O que se registra é que, quanto menos a estrutura se aproxima das hipóteses legais expressas, mais o resultado depende de qualificação e de aplicação, e menos previsível ele é.
A regra que atravessa as três
Em todas elas, a operação tem prestações em tempos diferentes, e isso aciona o mesmo dispositivo processual quando há execução.
CPC, art. 917, § 2º, IV: há excesso de execução quando o exequente, sem cumprir a prestação que lhe corresponde, exige o adimplemento da prestação do executado.
A aplicabilidade prática, porém, varia com a documentação, não com o rótulo da estrutura. Onde há especificação e cronograma contratados, há parâmetro. Onde não há, o dispositivo existe e não tem como ser demonstrado.
Como escolher, na prática
Se a prioridade é previsibilidade na crise: a estrutura com CPR física é a que tem regime legal expresso, com não sujeição e restituição.
Se a operação é de troca por insumos: a pergunta relevante não é "barter ou CPR", e sim "barter com ou sem CPR vinculada", porque é isso que determina o enquadramento no art. 11.

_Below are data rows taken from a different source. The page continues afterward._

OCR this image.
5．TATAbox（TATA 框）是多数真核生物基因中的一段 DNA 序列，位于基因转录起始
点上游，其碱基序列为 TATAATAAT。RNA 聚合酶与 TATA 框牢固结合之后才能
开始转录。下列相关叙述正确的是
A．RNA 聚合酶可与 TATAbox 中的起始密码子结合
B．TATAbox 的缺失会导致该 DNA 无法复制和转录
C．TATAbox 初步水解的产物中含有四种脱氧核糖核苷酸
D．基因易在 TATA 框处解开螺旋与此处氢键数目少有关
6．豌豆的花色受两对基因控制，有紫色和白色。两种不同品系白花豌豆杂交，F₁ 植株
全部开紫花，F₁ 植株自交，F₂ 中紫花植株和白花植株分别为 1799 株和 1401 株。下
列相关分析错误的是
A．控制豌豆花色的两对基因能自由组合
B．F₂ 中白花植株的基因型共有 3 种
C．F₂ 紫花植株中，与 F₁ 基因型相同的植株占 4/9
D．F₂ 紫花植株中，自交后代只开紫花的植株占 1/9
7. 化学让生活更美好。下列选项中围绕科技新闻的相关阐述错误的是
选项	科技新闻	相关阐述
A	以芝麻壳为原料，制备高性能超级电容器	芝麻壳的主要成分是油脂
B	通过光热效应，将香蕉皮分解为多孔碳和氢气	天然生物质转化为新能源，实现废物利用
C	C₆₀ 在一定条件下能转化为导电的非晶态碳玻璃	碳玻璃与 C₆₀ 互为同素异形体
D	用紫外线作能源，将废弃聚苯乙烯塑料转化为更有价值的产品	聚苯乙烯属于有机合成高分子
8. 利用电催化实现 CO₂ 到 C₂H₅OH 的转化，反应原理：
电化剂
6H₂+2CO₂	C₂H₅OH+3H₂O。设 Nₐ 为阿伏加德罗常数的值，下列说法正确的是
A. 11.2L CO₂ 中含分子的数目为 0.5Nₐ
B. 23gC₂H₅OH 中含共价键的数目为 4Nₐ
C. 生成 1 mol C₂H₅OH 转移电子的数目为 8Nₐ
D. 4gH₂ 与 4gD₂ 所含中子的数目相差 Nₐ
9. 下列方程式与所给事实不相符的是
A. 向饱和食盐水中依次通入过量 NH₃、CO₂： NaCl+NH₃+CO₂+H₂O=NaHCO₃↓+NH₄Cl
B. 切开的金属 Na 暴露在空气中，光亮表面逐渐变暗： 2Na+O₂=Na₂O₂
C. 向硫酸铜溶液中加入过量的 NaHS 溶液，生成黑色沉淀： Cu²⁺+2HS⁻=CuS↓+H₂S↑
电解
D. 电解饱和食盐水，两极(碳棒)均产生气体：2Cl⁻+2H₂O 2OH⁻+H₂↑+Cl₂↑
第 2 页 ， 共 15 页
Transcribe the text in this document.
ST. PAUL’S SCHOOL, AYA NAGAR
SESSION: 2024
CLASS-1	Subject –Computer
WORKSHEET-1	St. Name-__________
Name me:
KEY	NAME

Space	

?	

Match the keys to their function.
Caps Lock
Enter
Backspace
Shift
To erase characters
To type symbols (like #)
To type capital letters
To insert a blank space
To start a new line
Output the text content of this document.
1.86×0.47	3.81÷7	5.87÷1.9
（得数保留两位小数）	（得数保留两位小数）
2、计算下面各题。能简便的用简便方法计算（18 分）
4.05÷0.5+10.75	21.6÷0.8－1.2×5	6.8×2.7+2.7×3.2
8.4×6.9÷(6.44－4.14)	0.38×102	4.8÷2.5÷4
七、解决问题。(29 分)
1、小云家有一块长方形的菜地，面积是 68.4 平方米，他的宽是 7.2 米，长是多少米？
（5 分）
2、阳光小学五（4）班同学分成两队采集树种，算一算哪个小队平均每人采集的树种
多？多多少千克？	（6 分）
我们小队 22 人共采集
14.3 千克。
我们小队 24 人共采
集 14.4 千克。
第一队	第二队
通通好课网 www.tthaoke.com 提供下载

Se a estrutura é de venda futura pura: o peso da redação contratual aumenta, porque a densidade normativa diminui.
Uma observação que vale para os três casos: essas escolhas são feitas na contratação, meses antes de qualquer crise, e não podem ser refeitas depois. É o mesmo padrão que aparece na recuperação judicial (documentos do art. 48) e nas exigências de momento da própria CPR (declaração de essencialidade na emissão, registro no prazo).
Quadro: as três estruturas
| CPR física | Barter com CPR | Barter sem CPR | Venda futura | |
|---|---|---|---|---|
| Densidade normativa | Alta (Lei 8.929) | Alta (art. 11) | Baixa | Regime geral |
| Não sujeição na RJ | Sim (art. 11) | Sim (art. 11) | Não afirmado | Não afirmado |
| Direito à restituição | Sim (art. 11) | Sim (art. 11) | Não afirmado | Não afirmado |
| Ressalva de caso fortuito | Sim | Sim | Regime contratual e geral | Regime contratual e geral |
| Peso da redação contratual | Médio | Alto | Máximo | Alto |
| Requisitos de momento | Essencialidade na emissão, registro no prazo | Idem | Conforme o contrato | Conforme o contrato |
O que este artigo não afirma
Regime do barter sem CPR, tratamento da venda futura na recuperação judicial, qualificação jurídica de qualquer dessas operações, efeitos tributários das três estruturas e qualquer decisão de tribunal. Nenhum desses pontos foi verificado em fonte primária.
Perguntas frequentes
Qual estrutura protege mais o credor? O art. 11 da Lei 8.929/1994 dá regime expresso à CPR com liquidação física, inclusive quando representativa de barter, com não sujeição e direito à restituição.
Barter e CPR são coisas diferentes? O art. 11 trata o barter como uma qualificação possível da CPR. Operações de troca por insumos podem ou não estar vinculadas a uma cédula, e essa diferença é decisiva.
Venda futura entra na recuperação judicial? Esta série não afirma o tratamento aplicável, porque a matéria não foi verificada em fonte primária.
Posso mudar a estrutura depois de assinar? As exigências de momento, como a declaração de essencialidade na emissão e o registro no prazo, não se corrigem depois. A escolha da estrutura é feita na contratação.
A comparação de custo financeiro não importa? Importa, mas é outra análise. Esta comparação trata do regime jurídico de cada estrutura, especialmente na crise.
Se a situação envolver dívida, contrato, posse, garantia, recuperação judicial ou risco de perda do patrimônio rural, a análise deve ser feita a partir dos documentos e da cronologia dos fatos.